Na doutrina da Igreja de Jesus Cristo dos Santos dos Últimos Dias, os termos “salvo” e “salvação” têm vários significados. Conforme usados em Romanos 10:9–10, os termos “salvo” e “salvação” significam uma relação de convênio com Jesus Cristo. Por meio dessa relação de convênio, os seguidores de Cristo recebem a certeza da salvação das consequências do pecado, se forem obedientes. “Salvação” e “salvo” também são usados nas escrituras em outros contextos com significados diferentes.

Informações Adicionais

Se alguém perguntar a uma pessoa se ela foi salva, a resposta depende do sentido em que a palavra estiver sendo usada. A resposta será “sim” ou talvez “sim, mas sob certas condições”. As seguintes explicações descrevem seis significados diferentes da palavra salvação.

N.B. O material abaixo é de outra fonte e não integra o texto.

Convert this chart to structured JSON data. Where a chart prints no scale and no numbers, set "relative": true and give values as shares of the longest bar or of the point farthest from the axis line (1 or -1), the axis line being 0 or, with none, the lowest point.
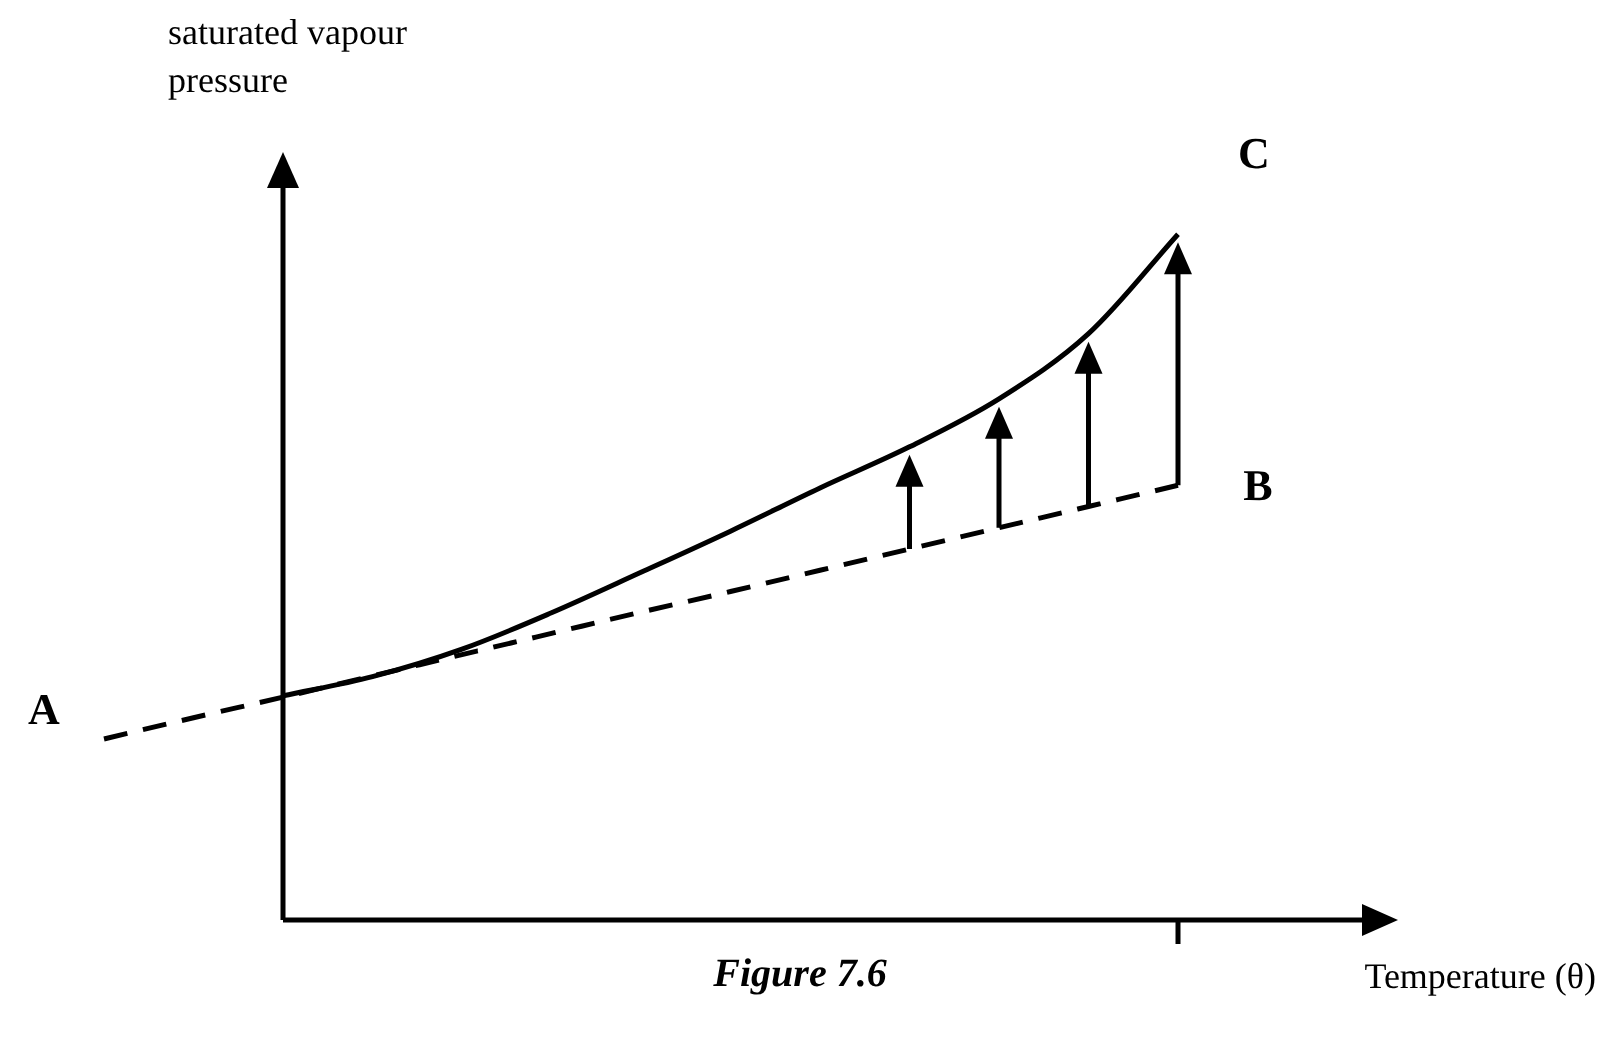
{
  "chart_data": {
    "type": "line",
    "title": "Figure 7.6",
    "xlabel": "Temperature (θ)",
    "ylabel": "saturated vapour pressure",
    "relative": true,
    "categories": [
      null,
      null,
      null,
      null,
      null,
      null,
      null,
      null,
      null,
      null,
      null,
      null,
      null
    ],
    "series": [
      {
        "color": "#000000",
        "line_style": "dashed",
        "values": [
          0.264,
          0.295,
          0.325,
          0.356,
          0.387,
          0.418,
          0.449,
          0.479,
          0.51,
          0.541,
          0.572,
          0.603,
          0.634
        ]
      },
      {
        "color": "#000000",
        "line_style": "solid",
        "values": [
          null,
          null,
          0.327,
          0.355,
          0.395,
          0.448,
          0.507,
          0.567,
          0.63,
          0.69,
          0.76,
          0.855,
          1.0
        ]
      }
    ],
    "annotations": [
      "A",
      "B",
      "C"
    ]
  }
}
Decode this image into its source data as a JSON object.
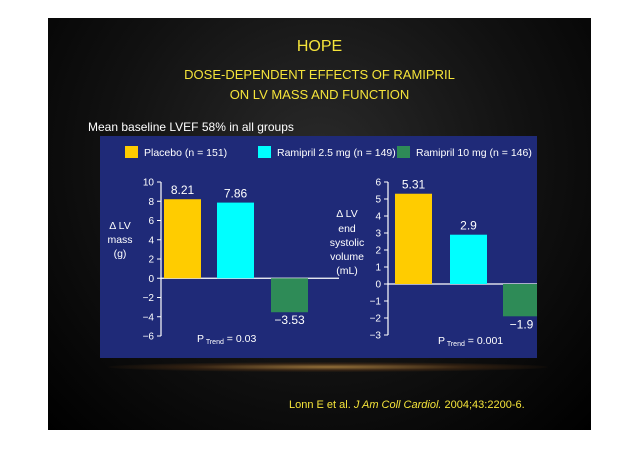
{
  "slide": {
    "title": "HOPE",
    "subtitle_line1": "DOSE-DEPENDENT EFFECTS OF RAMIPRIL",
    "subtitle_line2": "ON LV MASS AND FUNCTION",
    "note": "Mean baseline LVEF 58% in all groups",
    "citation_authors": "Lonn E et al.",
    "citation_journal": "J Am Coll Cardiol.",
    "citation_ref": "2004;43:2200-6."
  },
  "colors": {
    "panel_bg": "#1f2a78",
    "placebo": "#ffcc00",
    "ramipril_2_5": "#00ffff",
    "ramipril_10": "#2e8b57",
    "title": "#f5e43a"
  },
  "chart_data": [
    {
      "type": "bar",
      "legend": [
        "Placebo (n = 151)",
        "Ramipril 2.5 mg (n = 149)",
        "Ramipril 10 mg (n = 146)"
      ],
      "ylabel_lines": [
        "Δ LV",
        "mass",
        "(g)"
      ],
      "ylim": [
        -6,
        10
      ],
      "yticks": [
        10,
        8,
        6,
        4,
        2,
        0,
        -2,
        -4,
        -6
      ],
      "ytick_labels": [
        "10",
        "8",
        "6",
        "4",
        "2",
        "0",
        "−2",
        "−4",
        "−6"
      ],
      "values": [
        8.21,
        7.86,
        -3.53
      ],
      "value_labels": [
        "8.21",
        "7.86",
        "−3.53"
      ],
      "p_trend": {
        "prefix": "P",
        "sub": "Trend",
        "value": " = 0.03"
      }
    },
    {
      "type": "bar",
      "ylabel_lines": [
        "Δ LV",
        "end",
        "systolic",
        "volume",
        "(mL)"
      ],
      "ylim": [
        -3,
        6
      ],
      "yticks": [
        6,
        5,
        4,
        3,
        2,
        1,
        0,
        -1,
        -2,
        -3
      ],
      "ytick_labels": [
        "6",
        "5",
        "4",
        "3",
        "2",
        "1",
        "0",
        "−1",
        "−2",
        "−3"
      ],
      "values": [
        5.31,
        2.9,
        -1.9
      ],
      "value_labels": [
        "5.31",
        "2.9",
        "−1.9"
      ],
      "p_trend": {
        "prefix": "P",
        "sub": "Trend",
        "value": " = 0.001"
      }
    }
  ]
}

Salvação da Morte Física. Todas as pessoas vão um dia morrer. Mas por meio da Expiação e da Ressurreição de Jesus Cristo, todos serão ressuscitados — salvos da morte física. Paulo testificou: “Assim como todos morrem em Adão, assim também todos serão vivificados em Cristo” (I Coríntios 15:22). Nesse sentido, todos são salvos, sejam quais forem as escolhas feitas durante esta vida. Essa é uma dádiva gratuita do Salvador a toda a humanidade.

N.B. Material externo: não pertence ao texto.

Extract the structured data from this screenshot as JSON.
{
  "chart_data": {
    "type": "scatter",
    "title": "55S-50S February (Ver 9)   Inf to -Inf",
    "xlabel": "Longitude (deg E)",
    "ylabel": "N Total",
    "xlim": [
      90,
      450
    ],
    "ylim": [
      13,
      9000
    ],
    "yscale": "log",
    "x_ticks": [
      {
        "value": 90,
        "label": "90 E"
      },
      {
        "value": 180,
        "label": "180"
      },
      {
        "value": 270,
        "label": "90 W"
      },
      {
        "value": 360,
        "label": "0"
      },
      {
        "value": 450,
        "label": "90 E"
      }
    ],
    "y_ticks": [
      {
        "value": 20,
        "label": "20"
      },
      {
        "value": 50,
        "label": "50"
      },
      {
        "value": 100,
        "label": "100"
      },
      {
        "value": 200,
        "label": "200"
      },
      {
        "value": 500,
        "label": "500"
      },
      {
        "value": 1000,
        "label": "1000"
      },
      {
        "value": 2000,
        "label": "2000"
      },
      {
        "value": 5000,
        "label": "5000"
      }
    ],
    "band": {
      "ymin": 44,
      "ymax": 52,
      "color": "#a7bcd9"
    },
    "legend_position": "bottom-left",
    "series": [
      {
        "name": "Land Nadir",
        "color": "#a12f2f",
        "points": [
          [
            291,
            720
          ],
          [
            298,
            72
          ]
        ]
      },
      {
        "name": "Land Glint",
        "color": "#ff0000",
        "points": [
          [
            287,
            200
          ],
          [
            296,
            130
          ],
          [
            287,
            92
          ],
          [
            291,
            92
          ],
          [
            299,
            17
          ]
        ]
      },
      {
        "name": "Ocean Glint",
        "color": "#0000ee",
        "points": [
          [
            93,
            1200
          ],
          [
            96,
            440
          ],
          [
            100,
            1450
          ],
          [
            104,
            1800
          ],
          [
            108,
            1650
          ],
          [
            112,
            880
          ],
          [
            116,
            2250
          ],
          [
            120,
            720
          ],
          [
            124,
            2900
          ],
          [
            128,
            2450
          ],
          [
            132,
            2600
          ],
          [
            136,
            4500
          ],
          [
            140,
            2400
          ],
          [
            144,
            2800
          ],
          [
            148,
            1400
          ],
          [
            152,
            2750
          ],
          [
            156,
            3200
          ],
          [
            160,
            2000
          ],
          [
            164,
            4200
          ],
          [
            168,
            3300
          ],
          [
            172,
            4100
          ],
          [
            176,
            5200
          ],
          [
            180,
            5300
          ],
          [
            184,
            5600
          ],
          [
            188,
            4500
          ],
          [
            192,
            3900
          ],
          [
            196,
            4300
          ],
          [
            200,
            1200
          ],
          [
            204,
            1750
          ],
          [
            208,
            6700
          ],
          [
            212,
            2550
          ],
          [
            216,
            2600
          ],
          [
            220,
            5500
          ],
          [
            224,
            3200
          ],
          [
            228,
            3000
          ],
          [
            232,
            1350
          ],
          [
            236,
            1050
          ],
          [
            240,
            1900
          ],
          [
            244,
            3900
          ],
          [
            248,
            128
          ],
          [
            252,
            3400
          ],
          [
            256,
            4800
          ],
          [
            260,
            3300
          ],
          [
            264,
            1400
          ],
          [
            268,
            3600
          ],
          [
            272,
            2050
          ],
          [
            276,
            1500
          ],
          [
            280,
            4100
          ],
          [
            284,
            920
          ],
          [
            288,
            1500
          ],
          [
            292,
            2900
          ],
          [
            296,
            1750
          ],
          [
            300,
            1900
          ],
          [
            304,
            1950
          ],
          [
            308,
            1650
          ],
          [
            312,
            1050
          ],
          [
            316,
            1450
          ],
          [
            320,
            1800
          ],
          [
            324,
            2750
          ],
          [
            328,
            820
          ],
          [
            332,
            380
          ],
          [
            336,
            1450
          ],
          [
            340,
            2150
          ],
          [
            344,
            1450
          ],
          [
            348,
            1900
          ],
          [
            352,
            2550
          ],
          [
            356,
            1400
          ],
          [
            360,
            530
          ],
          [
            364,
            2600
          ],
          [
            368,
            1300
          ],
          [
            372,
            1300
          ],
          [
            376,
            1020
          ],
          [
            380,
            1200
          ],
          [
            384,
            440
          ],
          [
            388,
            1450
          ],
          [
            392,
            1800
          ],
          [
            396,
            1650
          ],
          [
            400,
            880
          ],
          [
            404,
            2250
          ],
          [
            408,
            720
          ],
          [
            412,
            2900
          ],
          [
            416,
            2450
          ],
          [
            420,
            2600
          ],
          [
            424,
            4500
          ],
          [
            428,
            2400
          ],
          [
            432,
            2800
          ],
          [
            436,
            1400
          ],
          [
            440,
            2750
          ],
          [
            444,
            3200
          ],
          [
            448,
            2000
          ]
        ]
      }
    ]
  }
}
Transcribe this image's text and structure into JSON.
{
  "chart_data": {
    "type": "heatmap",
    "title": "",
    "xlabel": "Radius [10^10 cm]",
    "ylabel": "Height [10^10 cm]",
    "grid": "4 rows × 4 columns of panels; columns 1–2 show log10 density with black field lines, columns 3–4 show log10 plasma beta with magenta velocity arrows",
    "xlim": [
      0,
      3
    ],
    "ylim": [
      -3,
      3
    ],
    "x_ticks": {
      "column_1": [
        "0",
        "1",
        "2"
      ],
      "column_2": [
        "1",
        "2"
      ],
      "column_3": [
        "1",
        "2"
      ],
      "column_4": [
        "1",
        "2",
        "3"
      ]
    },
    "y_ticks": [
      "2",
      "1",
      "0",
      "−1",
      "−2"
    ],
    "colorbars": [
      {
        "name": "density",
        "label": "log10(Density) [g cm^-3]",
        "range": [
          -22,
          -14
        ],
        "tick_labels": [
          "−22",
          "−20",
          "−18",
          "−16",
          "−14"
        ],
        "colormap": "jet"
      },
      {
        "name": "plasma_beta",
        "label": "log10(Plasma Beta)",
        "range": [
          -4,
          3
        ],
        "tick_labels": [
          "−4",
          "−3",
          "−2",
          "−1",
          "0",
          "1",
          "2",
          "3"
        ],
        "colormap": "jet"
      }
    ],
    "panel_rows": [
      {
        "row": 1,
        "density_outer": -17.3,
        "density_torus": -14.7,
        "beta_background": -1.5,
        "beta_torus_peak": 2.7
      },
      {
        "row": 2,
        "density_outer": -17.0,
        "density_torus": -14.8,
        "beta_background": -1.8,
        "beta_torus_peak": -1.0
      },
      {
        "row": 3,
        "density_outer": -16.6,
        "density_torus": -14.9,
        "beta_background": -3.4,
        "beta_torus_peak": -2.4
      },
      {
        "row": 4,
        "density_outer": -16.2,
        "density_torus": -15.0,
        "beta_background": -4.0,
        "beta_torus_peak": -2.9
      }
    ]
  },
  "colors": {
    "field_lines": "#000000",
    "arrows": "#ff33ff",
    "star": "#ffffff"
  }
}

Salvação do Pecado. Para ser purificado do pecado por meio da Expiação do Salvador, é preciso ter fé em Jesus Cristo, arrepender-se, ser batizado e receber o dom do Espírito Santo (ver Atos 2:37–38). Aqueles que já foram batizados e receberam o dom do Espírito Santo por meio da devida autoridade do sacerdócio já foram condicionalmente salvos do pecado. Nesse sentido, a salvação é condicional, dependendo da fidelidade contínua da pessoa, ou seja, da perseverança até o fim no cumprimento dos mandamentos de Deus (ver II Pedro 2:20–22).

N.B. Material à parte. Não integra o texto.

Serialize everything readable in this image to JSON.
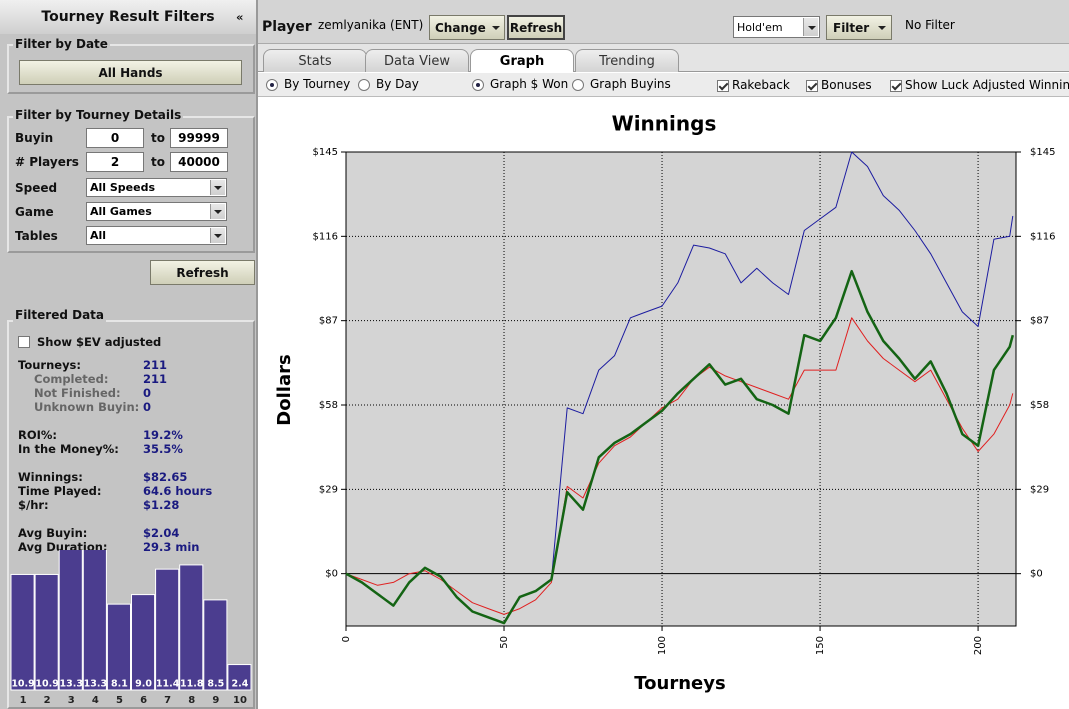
{
  "sidebar": {
    "title": "Tourney Result Filters",
    "collapse": "«",
    "date_filter": {
      "heading": "Filter by Date",
      "button": "All Hands"
    },
    "details_filter": {
      "heading": "Filter by Tourney Details",
      "ranges": [
        {
          "label": "Buyin",
          "from": "0",
          "to_label": "to",
          "to": "99999"
        },
        {
          "label": "# Players",
          "from": "2",
          "to_label": "to",
          "to": "40000"
        }
      ],
      "selects": [
        {
          "label": "Speed",
          "value": "All Speeds"
        },
        {
          "label": "Game",
          "value": "All Games"
        },
        {
          "label": "Tables",
          "value": "All"
        }
      ]
    },
    "refresh": "Refresh",
    "filtered": {
      "heading": "Filtered Data",
      "checkbox": {
        "label": "Show $EV adjusted",
        "checked": false
      },
      "groups": [
        [
          {
            "label": "Tourneys:",
            "value": "211",
            "details": [
              {
                "label": "Completed:",
                "value": "211"
              },
              {
                "label": "Not Finished:",
                "value": "0"
              },
              {
                "label": "Unknown Buyin:",
                "value": "0"
              }
            ]
          }
        ],
        [
          {
            "label": "ROI%:",
            "value": "19.2%"
          },
          {
            "label": "In the Money%:",
            "value": "35.5%"
          }
        ],
        [
          {
            "label": "Winnings:",
            "value": "$82.65"
          },
          {
            "label": "Time Played:",
            "value": "64.6 hours"
          },
          {
            "label": "$/hr:",
            "value": "$1.28"
          }
        ],
        [
          {
            "label": "Avg Buyin:",
            "value": "$2.04"
          },
          {
            "label": "Avg Duration:",
            "value": "29.3 min"
          }
        ]
      ]
    }
  },
  "toolbar": {
    "player_label": "Player",
    "player": "zemlyanika (ENT)",
    "buttons": [
      "Change",
      "Refresh"
    ],
    "game": "Hold'em",
    "filter": "Filter",
    "filter_status": "No Filter"
  },
  "tabs": [
    {
      "label": "Stats"
    },
    {
      "label": "Data View"
    },
    {
      "label": "Graph",
      "active": true
    },
    {
      "label": "Trending"
    }
  ],
  "options": {
    "radios": [
      {
        "label": "By Tourney",
        "checked": true
      },
      {
        "label": "By Day",
        "checked": false
      },
      {
        "label": "Graph $ Won",
        "checked": true
      },
      {
        "label": "Graph Buyins",
        "checked": false
      }
    ],
    "checkboxes": [
      {
        "label": "Rakeback",
        "checked": true
      },
      {
        "label": "Bonuses",
        "checked": true
      },
      {
        "label": "Show Luck Adjusted Winnings",
        "checked": true
      }
    ]
  },
  "chart_data": [
    {
      "type": "line",
      "title": "Winnings",
      "x_label": "Tourneys",
      "y_label": "Dollars",
      "x": [
        0,
        5,
        10,
        15,
        20,
        25,
        30,
        35,
        40,
        45,
        50,
        55,
        60,
        65,
        70,
        75,
        80,
        85,
        90,
        95,
        100,
        105,
        110,
        115,
        120,
        125,
        130,
        135,
        140,
        145,
        150,
        155,
        160,
        165,
        170,
        175,
        180,
        185,
        190,
        195,
        200,
        205,
        210,
        211
      ],
      "series": [
        {
          "color": "#1c1ca0",
          "width": 1,
          "values": [
            0,
            -3,
            -7,
            -11,
            -3,
            2,
            -1,
            -8,
            -13,
            -15,
            -17,
            -8,
            -6,
            -2,
            57,
            55,
            70,
            75,
            88,
            90,
            92,
            100,
            113,
            112,
            110,
            100,
            105,
            100,
            96,
            118,
            122,
            126,
            145,
            140,
            130,
            125,
            118,
            110,
            100,
            90,
            85,
            115,
            116,
            123
          ]
        },
        {
          "color": "#e02020",
          "width": 1,
          "values": [
            0,
            -2,
            -4,
            -3,
            0,
            1,
            -2,
            -6,
            -10,
            -12,
            -14,
            -12,
            -9,
            -3,
            30,
            26,
            38,
            44,
            47,
            52,
            57,
            60,
            67,
            71,
            68,
            66,
            64,
            62,
            60,
            70,
            70,
            70,
            88,
            80,
            74,
            70,
            66,
            70,
            60,
            50,
            42,
            48,
            58,
            62
          ]
        },
        {
          "color": "#146414",
          "width": 2.5,
          "values": [
            0,
            -3,
            -7,
            -11,
            -3,
            2,
            -1,
            -8,
            -13,
            -15,
            -17,
            -8,
            -6,
            -2,
            28,
            22,
            40,
            45,
            48,
            52,
            56,
            62,
            67,
            72,
            65,
            67,
            60,
            58,
            55,
            82,
            80,
            88,
            104,
            90,
            80,
            74,
            67,
            73,
            62,
            48,
            44,
            70,
            78,
            82
          ]
        }
      ],
      "xlim": [
        0,
        212
      ],
      "xticks": [
        0,
        50,
        100,
        150,
        200
      ],
      "ylim": [
        -18,
        145
      ],
      "yticks": [
        {
          "value": 0,
          "label": "$0"
        },
        {
          "value": 29,
          "label": "$29"
        },
        {
          "value": 58,
          "label": "$58"
        },
        {
          "value": 87,
          "label": "$87"
        },
        {
          "value": 116,
          "label": "$116"
        },
        {
          "value": 145,
          "label": "$145"
        }
      ],
      "grid": true,
      "plot_color": "#d4d4d4"
    },
    {
      "type": "bar",
      "categories": [
        "1",
        "2",
        "3",
        "4",
        "5",
        "6",
        "7",
        "8",
        "9",
        "10"
      ],
      "values": [
        10.9,
        10.9,
        13.3,
        13.3,
        8.1,
        9.0,
        11.4,
        11.8,
        8.5,
        2.4
      ],
      "value_labels": [
        "10.9",
        "10.9",
        "13.3",
        "13.3",
        "8.1",
        "9.0",
        "11.4",
        "11.8",
        "8.5",
        "2.4"
      ],
      "color": "#4b3d8f"
    }
  ]
}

As pessoas não podem ser salvas em seus pecados; não podem receber a salvação incondicional simplesmente por declararem sua crença em Cristo com a compreensão de que inevitavelmente cometerão pecados ao longo de sua vida (ver Alma 11:36–37). Contudo, pela graça de Deus, todos podem ser salvos dos pecados (ver 2 Néfi 25:23; Helamã 5:10–11) caso se arrependam e sigam Jesus Cristo. Referências das Escrituras: Mateus 10:22; Marcos 16:16; Efésios 2:8-10; Tiago 2:14-18; 2 Néfi 25:23, 26(grifo nosso).

Fonte: https://www.lds.org/topics/salvation?lang=por&old=true – visitado em 29/05/2018

Bibliografia:

Seria Cristão o Mormonismo?, Gordon H. Fraser, Imprensa Batista Regular, 1ª edição, 1965.